Blumbergs, Bernhards; Ottis, Rain; Vaarandi, Risto, “Crossed Swords: A Cyber Red Team Oriented Technical Exercise.”
This paper describes the use-case of international technical cyber exercise “Crossed Swords” aimed at training the NATO nation cyber red teams within a responsive cyber defence scenario. This exercise plays a full-spectrum cyber operation, incorporates novel red teaming techniques, tools, tactics and procedures (TTTPs), assesses team design and management, trains the skills for target information system covert infiltration, precision take-down, cyberattack attribution, and considers legal implications. Exercise developers and participants have confirmed the learning benefits, significant improvements in understanding the employed TTTPs, cyber-kinetic interaction, stealthy computer network infiltration and full-spectrum cyber operation execution.
Rege, Aunshul; Adams, Joe; Parker, Edward; Singer, Brian; Masceri, Nicholas; et al., “Using Cyber-Security Exercises to Study Adversarial Intrusion Chains, Decision-Making, and Group Dynamics.”
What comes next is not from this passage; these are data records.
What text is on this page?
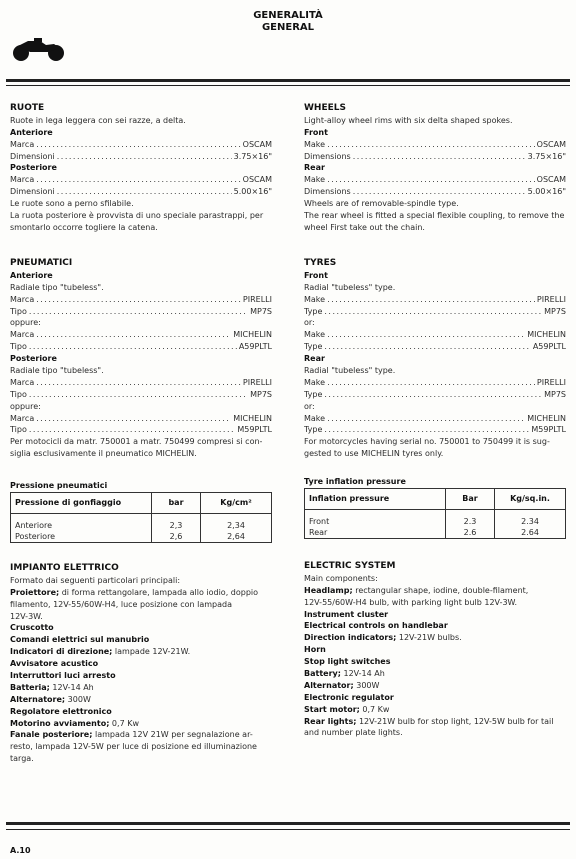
GENERALITÀ
GENERAL
RUOTE
Ruote in lega leggera con sei razze, a delta.
Anteriore
Marca .....	OSCAM
Dimensioni .....	3.75×16"
Posteriore
Marca .....	OSCAM
Dimensioni .....	5.00×16"
Le ruote sono a perno sfilabile.
La ruota posteriore è provvista di uno speciale parastrappi, per
smontarlo occorre togliere la catena.
PNEUMATICI
Anteriore
Radiale tipo "tubeless".
Marca .....	PIRELLI
Tipo .....	MP7S
oppure:
Marca .....	MICHELIN
Tipo .....	A59PLTL
Posteriore
Radiale tipo "tubeless".
Marca .....	PIRELLI
Tipo .....	MP7S
oppure:
Marca .....	MICHELIN
Tipo .....	M59PLTL
Per motocicli da matr. 750001 a matr. 750499 compresi si con-
siglia esclusivamente il pneumatico MICHELIN.
Pressione pneumatici
Pressione di gonfiaggio	bar	Kg/cm²
Anteriore	2,3	2,34
Posteriore	2,6	2,64
IMPIANTO ELETTRICO
Formato dai seguenti particolari principali:
Proiettore; di forma rettangolare, lampada allo iodio, doppio
filamento, 12V-55/60W-H4, luce posizione con lampada
12V-3W.
Cruscotto
Comandi elettrici sul manubrio
Indicatori di direzione; lampade 12V-21W.
Avvisatore acustico
Interruttori luci arresto
Batteria; 12V-14 Ah
Alternatore; 300W
Regolatore elettronico
Motorino avviamento; 0,7 Kw
Fanale posteriore; lampada 12V 21W per segnalazione ar-
resto, lampada 12V-5W per luce di posizione ed illuminazione
targa.
WHEELS
Light-alloy wheel rims with six delta shaped spokes.
Front
Make .....	OSCAM
Dimensions .....	3.75×16"
Rear
Make .....	OSCAM
Dimensions .....	5.00×16"
Wheels are of removable-spindle type.
The rear wheel is fitted a special flexible coupling, to remove the
wheel First take out the chain.
TYRES
Front
Radial "tubeless" type.
Make .....	PIRELLI
Type .....	MP7S
or:
Make .....	MICHELIN
Type .....	A59PLTL
Rear
Radial "tubeless" type.
Make .....	PIRELLI
Type .....	MP7S
or:
Make .....	MICHELIN
Type .....	M59PLTL
For motorcycles having serial no. 750001 to 750499 it is sug-
gested to use MICHELIN tyres only.
Tyre inflation pressure
Inflation pressure	Bar	Kg/sq.in.
Front	2.3	2.34
Rear	2.6	2.64
ELECTRIC SYSTEM
Main components:
Headlamp; rectangular shape, iodine, double-filament,
12V-55/60W-H4 bulb, with parking light bulb 12V-3W.
Instrument cluster
Electrical controls on handlebar
Direction indicators; 12V-21W bulbs.
Horn
Stop light switches
Battery; 12V-14 Ah
Alternator; 300W
Electronic regulator
Start motor; 0,7 Kw
Rear lights; 12V-21W bulb for stop light, 12V-5W bulb for tail
and number plate lights.
A.10
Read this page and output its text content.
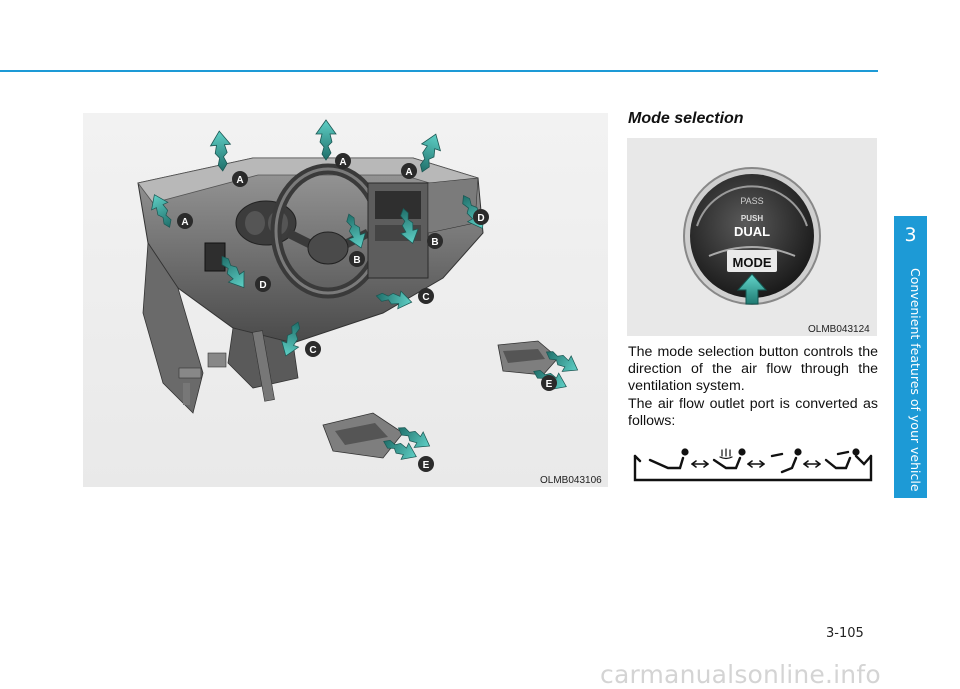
A
A
A
A
B
B
C
C
D
D
E
E
OLMB043106
Mode selection
PASS
PUSH
DUAL
MODE
OLMB043124

The mode selection button controls the direction of the air flow through the ventilation system.

The air flow outlet port is converted as follows:

3
Convenient features of your vehicle
3-105
carmanualsonline.info
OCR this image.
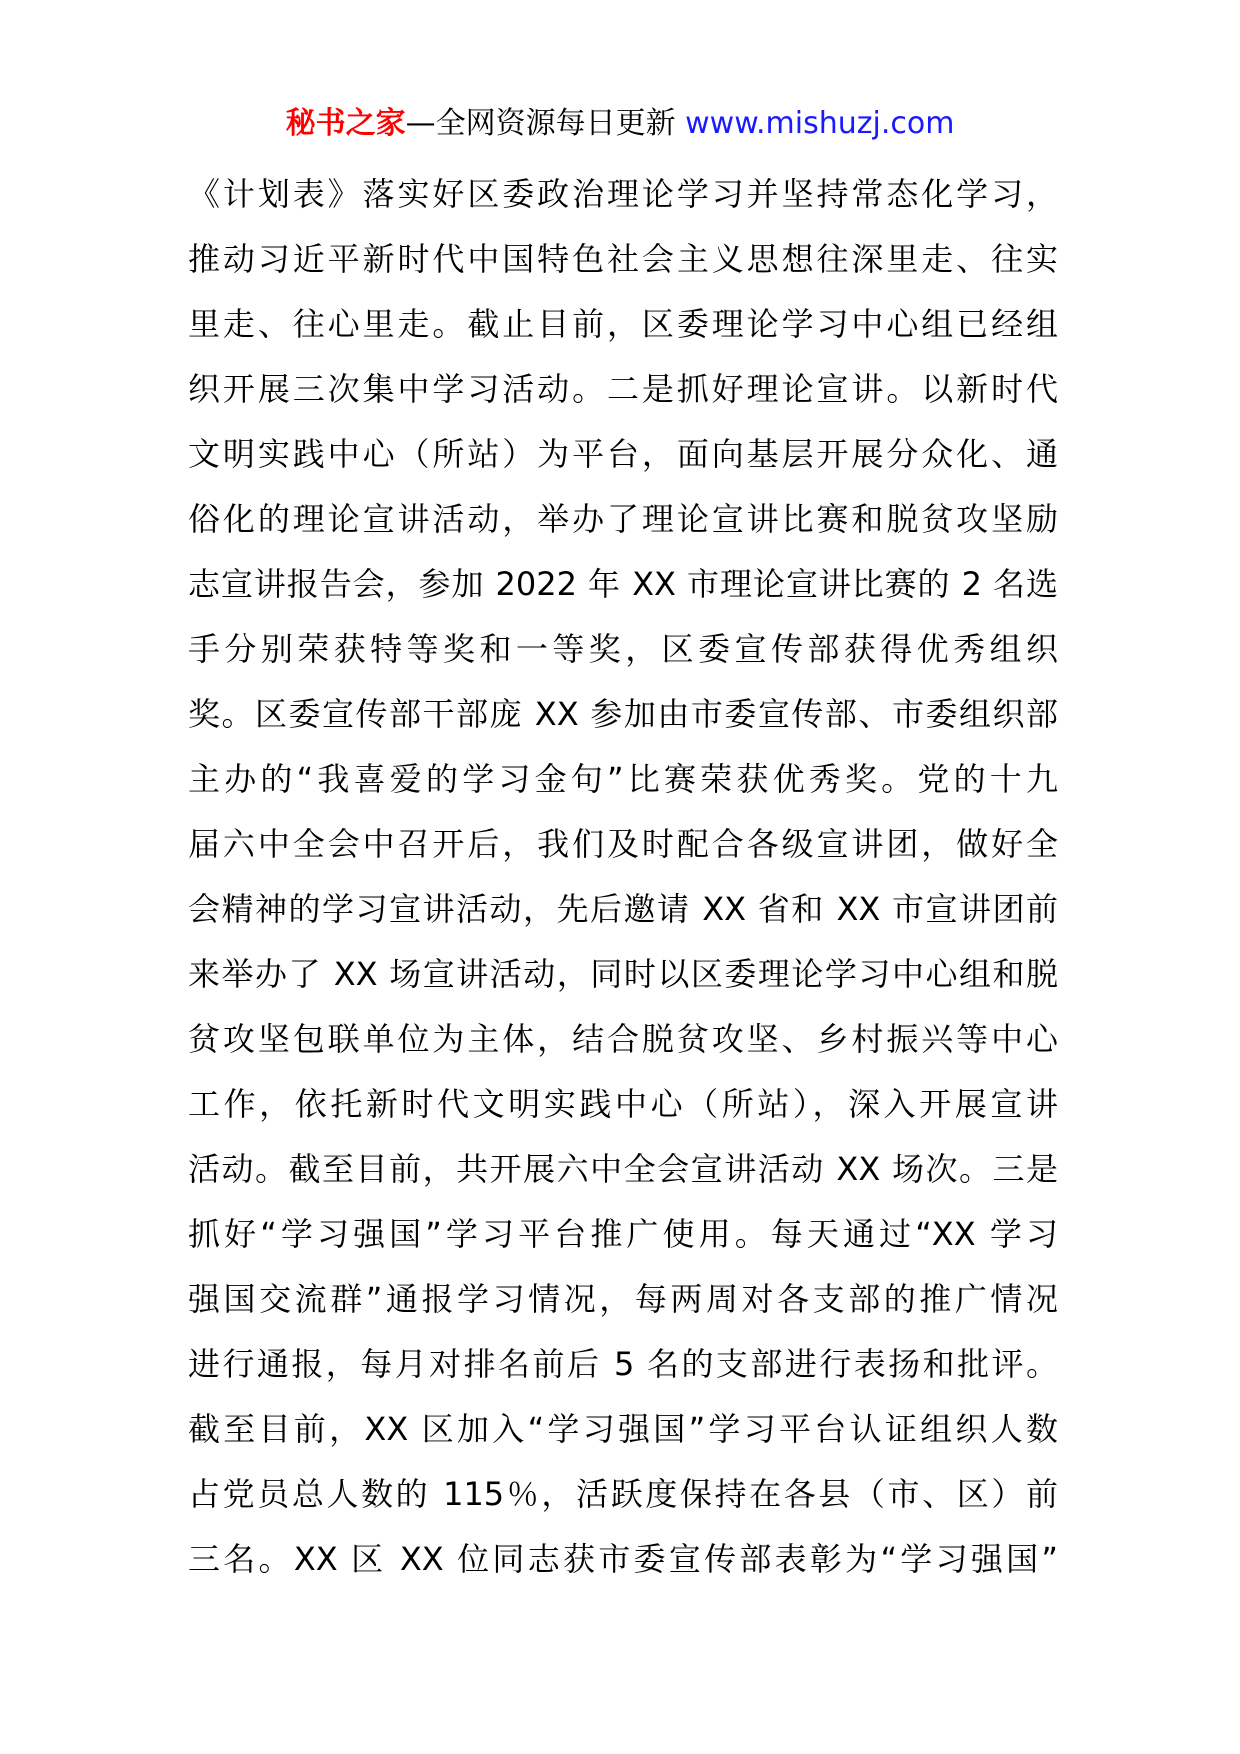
秘书之家—全网资源每日更新 www.mishuzj.com
《计划表》落实好区委政治理论学习并坚持常态化学习，
推动习近平新时代中国特色社会主义思想往深里走、往实
里走、往心里走。截止目前，区委理论学习中心组已经组
织开展三次集中学习活动。二是抓好理论宣讲。以新时代
文明实践中心（所站）为平台，面向基层开展分众化、通
俗化的理论宣讲活动，举办了理论宣讲比赛和脱贫攻坚励
志宣讲报告会，参加 2022 年 XX 市理论宣讲比赛的 2 名选
手分别荣获特等奖和一等奖，区委宣传部获得优秀组织
奖。区委宣传部干部庞 XX 参加由市委宣传部、市委组织部
主办的“我喜爱的学习金句”比赛荣获优秀奖。党的十九
届六中全会中召开后，我们及时配合各级宣讲团，做好全
会精神的学习宣讲活动，先后邀请 XX 省和 XX 市宣讲团前
来举办了 XX 场宣讲活动，同时以区委理论学习中心组和脱
贫攻坚包联单位为主体，结合脱贫攻坚、乡村振兴等中心
工作，依托新时代文明实践中心（所站），深入开展宣讲
活动。截至目前，共开展六中全会宣讲活动 XX 场次。三是
抓好“学习强国”学习平台推广使用。每天通过“XX 学习
强国交流群”通报学习情况，每两周对各支部的推广情况
进行通报，每月对排名前后 5 名的支部进行表扬和批评。
截至目前，XX 区加入“学习强国”学习平台认证组织人数
占党员总人数的 115％，活跃度保持在各县（市、区）前
三名。XX 区 XX 位同志获市委宣传部表彰为“学习强国”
Increasingly adversaries are becoming more sophisticated and persistent in their cyber-attacks against critical infrastructures. Traditional incident management is response-driven, which is ineffective and costly, especially in countering adaptive adversaries. The security community has argued for a paradigm shift towards proactive and anticipatory cybersecurity. Defenders thus need to understand adaptive behaviors and dynamic decision-making processes of adversaries. Using a cyber-adversarial intrusion-chain model and empirical evidence of observations done at a force on force (“paintball”) exercise held at the 2015 North American International Cyber Summit (NAICS), this paper argues that understanding how adversaries adapt at various points in the intrusion chain is crucial in profiling adversaries and developing anticipatory cybersecurity measures. Specifically, this paper highlights the human aspects of cyber-attacks, with three specific objectives: (i) providing a preliminary temporal assessment of the cyber-attack process, (ii) understanding adversarial decision-making, cyber-attack disruptions and corresponding adaptability, and (iii) comprehending group dynamics, such as structure and interdependencies; cohesiveness and conflict; and division of labor.